L'AMICIZIA
A me è stata affidata questa riflessione sull'amicizia, o forse meglio sull'amico, sugli amici. Dicendo amico, amica, amici, la parola "amicizia", che rischia la periferia dell'astrattezza, viene riportata al cuore, al cuore delle cose quotidiane, quelle che tocchi: l'amico, l'amica, gli amici li tocchi con la vita.
E sembra -lasciatemelo dire-di toccare un tema debole, parlando di amicizia, un tema privato, un tema periferico. E quasi -confessiamolo- ci si sente un po' in colpa, a disagio. Passare una sera a parlare di amici, quando i problemi sono drammatici, quando sono in atto tentativi striscianti che mettono in forse la democrazia, quando i cieli piovono ancora bombe e dalla terra sale al cielo il grido di sangue? Non è un tema debole, leggero, troppo leggero? Ma forse non è così, o non è così se l'amicizia viene declinata nella sua immagine vera, non distorta, non inquinata.

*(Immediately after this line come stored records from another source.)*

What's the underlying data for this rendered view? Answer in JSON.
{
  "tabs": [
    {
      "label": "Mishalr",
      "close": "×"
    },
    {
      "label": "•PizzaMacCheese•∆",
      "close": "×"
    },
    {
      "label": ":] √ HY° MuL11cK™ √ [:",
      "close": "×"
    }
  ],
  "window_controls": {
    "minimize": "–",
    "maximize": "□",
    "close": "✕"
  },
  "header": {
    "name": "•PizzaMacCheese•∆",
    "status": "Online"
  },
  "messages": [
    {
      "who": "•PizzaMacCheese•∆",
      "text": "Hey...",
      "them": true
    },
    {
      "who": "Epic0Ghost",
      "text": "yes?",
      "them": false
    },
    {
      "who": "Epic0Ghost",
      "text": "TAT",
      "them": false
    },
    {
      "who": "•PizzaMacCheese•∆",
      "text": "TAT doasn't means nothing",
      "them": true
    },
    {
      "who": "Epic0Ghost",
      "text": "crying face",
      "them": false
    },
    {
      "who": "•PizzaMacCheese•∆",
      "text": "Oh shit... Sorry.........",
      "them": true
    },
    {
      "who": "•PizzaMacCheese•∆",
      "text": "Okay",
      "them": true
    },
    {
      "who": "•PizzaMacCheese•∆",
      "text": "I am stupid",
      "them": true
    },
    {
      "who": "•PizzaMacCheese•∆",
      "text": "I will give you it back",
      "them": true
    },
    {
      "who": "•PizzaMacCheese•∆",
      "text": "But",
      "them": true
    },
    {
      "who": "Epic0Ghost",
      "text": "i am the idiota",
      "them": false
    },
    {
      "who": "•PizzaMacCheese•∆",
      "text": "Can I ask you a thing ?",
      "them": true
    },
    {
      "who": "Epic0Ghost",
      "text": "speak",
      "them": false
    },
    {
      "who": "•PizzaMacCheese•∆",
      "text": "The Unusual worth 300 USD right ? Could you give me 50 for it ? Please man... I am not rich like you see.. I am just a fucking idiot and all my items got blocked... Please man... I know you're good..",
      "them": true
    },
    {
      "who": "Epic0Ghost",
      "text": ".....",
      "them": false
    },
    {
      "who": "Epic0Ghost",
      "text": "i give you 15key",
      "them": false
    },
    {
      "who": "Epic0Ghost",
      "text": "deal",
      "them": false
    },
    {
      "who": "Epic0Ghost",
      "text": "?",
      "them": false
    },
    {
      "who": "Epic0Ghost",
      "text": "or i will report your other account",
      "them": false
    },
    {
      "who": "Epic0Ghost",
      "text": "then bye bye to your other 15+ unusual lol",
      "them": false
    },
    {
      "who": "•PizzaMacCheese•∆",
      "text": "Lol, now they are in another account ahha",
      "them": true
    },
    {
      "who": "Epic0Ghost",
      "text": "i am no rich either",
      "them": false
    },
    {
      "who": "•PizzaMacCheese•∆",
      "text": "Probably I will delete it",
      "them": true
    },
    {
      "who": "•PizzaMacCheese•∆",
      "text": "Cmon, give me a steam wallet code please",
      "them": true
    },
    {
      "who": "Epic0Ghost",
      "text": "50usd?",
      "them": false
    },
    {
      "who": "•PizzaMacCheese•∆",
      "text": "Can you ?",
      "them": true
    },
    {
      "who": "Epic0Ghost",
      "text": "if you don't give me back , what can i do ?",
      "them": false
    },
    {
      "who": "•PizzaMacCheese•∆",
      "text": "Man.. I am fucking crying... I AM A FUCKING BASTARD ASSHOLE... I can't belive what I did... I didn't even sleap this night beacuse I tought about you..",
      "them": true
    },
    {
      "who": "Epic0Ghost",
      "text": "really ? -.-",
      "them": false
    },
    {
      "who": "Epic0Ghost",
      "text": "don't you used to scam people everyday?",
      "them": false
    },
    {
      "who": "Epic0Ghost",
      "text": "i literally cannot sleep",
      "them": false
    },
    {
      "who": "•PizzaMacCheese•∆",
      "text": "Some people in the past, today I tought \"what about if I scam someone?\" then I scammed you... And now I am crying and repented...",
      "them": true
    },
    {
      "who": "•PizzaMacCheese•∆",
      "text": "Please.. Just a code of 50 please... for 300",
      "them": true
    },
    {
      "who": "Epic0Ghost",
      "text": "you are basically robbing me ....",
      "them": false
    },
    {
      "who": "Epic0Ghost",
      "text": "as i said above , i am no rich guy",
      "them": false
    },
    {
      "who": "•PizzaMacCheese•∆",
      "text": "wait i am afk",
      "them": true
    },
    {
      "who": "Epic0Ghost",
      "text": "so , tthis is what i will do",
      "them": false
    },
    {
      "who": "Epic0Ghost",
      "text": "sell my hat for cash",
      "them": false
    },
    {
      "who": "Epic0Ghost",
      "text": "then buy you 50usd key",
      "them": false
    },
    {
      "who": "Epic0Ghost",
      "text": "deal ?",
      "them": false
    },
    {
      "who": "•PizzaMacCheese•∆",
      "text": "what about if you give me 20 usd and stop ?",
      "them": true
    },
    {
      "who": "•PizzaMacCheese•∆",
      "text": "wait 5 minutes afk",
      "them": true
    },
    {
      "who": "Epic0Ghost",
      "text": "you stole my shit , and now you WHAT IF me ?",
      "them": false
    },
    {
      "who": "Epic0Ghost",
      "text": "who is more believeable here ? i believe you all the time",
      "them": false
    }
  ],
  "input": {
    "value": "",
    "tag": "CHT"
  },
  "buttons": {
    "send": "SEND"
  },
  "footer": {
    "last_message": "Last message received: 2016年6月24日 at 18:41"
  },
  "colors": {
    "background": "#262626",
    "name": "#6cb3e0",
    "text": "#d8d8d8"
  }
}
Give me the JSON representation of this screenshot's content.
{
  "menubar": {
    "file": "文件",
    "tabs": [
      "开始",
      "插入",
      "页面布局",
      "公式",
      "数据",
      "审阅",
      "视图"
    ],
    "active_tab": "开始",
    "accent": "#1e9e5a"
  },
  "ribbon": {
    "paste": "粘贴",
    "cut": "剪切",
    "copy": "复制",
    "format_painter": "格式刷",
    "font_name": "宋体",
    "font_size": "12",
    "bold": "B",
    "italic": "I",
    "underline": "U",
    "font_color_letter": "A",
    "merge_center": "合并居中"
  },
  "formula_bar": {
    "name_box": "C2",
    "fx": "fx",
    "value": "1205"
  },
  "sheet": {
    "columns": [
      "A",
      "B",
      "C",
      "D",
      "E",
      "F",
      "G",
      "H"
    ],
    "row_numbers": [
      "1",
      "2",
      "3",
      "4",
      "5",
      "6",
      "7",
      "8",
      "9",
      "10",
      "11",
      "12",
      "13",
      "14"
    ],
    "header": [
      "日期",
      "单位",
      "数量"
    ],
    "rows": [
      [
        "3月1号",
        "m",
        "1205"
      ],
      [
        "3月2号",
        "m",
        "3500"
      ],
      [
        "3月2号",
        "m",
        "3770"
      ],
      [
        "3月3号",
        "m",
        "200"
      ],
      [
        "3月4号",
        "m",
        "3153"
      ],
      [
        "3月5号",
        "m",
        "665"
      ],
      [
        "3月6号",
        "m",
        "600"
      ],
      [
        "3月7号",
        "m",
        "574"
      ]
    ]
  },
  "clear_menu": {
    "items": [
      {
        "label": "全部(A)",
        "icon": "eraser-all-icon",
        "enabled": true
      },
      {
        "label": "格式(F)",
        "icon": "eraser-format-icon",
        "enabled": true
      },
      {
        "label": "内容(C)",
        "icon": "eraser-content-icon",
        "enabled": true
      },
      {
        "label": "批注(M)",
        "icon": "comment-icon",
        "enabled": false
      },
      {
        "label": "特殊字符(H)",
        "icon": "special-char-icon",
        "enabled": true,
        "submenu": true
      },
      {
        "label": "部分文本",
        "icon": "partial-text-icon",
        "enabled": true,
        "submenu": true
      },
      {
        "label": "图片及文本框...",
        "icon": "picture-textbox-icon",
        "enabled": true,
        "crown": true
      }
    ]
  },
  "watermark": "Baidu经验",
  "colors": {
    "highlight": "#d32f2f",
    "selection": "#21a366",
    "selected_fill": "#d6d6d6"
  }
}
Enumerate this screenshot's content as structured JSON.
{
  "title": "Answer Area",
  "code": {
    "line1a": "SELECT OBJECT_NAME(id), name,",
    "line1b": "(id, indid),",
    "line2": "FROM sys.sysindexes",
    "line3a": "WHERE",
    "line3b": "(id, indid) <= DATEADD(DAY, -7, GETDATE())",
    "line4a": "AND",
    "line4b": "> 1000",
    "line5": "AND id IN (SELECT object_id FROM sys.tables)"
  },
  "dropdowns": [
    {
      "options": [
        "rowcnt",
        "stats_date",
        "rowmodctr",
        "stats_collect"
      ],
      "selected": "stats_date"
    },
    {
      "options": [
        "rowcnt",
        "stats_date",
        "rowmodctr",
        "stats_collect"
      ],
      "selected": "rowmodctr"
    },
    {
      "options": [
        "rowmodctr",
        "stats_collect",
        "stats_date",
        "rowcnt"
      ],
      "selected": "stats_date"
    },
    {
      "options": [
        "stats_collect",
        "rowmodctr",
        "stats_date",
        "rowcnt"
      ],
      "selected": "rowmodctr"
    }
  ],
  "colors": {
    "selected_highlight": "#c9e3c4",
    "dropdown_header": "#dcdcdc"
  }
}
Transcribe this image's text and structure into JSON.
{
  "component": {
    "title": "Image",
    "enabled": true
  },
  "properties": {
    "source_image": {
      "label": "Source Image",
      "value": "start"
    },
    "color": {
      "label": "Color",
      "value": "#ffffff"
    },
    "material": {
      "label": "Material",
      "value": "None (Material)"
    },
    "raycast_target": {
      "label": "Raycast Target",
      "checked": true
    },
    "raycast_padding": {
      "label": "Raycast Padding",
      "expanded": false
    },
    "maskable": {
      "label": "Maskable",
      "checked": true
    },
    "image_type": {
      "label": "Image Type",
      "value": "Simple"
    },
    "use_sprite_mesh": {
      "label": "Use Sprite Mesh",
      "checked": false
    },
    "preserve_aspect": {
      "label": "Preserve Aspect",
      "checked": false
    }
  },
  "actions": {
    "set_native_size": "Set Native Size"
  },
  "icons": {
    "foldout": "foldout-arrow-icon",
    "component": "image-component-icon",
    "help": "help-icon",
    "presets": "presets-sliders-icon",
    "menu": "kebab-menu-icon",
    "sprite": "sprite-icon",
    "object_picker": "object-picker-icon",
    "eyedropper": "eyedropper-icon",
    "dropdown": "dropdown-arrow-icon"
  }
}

Vorrei iniziare con la lettura di un testo che, visto l'autore, può rassicurarci che parlare di amici non è evasione intimistica, non è sconfinamento nella privatezza, nella separazione. Il testo -qualcuno di voi certamente lo conosce- è una poesia di D. Bonhoeffer, pastore e teologo protestante, vittima dei campi di sterminio nazisti. Nella sua poesia parla di altri campi, i campi della vita, dove convivono le due necessità, quelle del grano -ci è necessario il grano- e quella del fiordaliso, l'amicizia.
L'AMICO
A fianco del campo di grano che dà nutrimento che gli uomini rispettosamente coltivano e lavorano cui il sudore del loro lavoro e, se bisogna, il sangue dei loro corpi sacrificano, a fianco del campo del pane quotidiano lasciano però gli uomini fiorire il bel fiordaliso. Nessuno lo ha piantato, nessuno lo ha innaffiato, indifeso cresce in libertà e con serena fiducia che la vita sotto il vasto cielo gli si lasci. A fianco di ciò che è necessario, formato dalla grave materia terrena, a fianco del matrimonio, del lavoro, della spada, anche ciò che è libero vuol vivere e cresce e in faccia al sole. Non solo i frutti maturi anche i fiori son belli. Se i fiori ai frutti o i frutti servano ai fiori chi losa? E però sono dati ambedue. Il più prezioso, il più raro fiore -nato in un'ora felice dalla libertà dello spirito che gioca, che osa, che confida- è all'amico l'amico.
"Non solo i frutti maturi anche i fiori sono belli. Se i fiori ai frutti o i frutti servano ai fiori chi lo sa?" Può essere provocatoria questa poesia di Bonhoeffer, per noi, che "sappiamo tutto", noi uomini del realismo, abbiamo risolto il problema, cancellando o, quando meno, esiliando tra le cose periferiche l'amicizia, forse non valutando gli esiti di questo deperimento. "Dovremmo forse chiederci" -dice Gabriella Caramore- "come mai questa dimensione così preziosa nell'antichità e così innovativa in ambito biblico sia stata lasciata deperire fino a farla diventare quasi un optional nei rapporti umani, una modalità non rilevante, non incisiva, non necessaria nella vita delle persone se non nella loro fase adolescenziale e giovanile, mentre nella vita adulta si smarrisce quasi del tutto nel mosaico delle molteplici, e a volte intercambiabili, relazioni interpersonali. Dobbiamo ammettere che nella storia cristiana certamente le isee di fraternità e fratellanza sono prevalse su quelle di amicizia. Il principio è incontestabile: siamo figli di un unico Padre, e dunque inevitabilmente fratelli e sorelle". Ma l'immagine di fraternità andava letta nell'ottica di un generale appiattimento delle relazioni, un grigio livellamento? C'è il campo di grano, ma c'è anche il fiordaliso.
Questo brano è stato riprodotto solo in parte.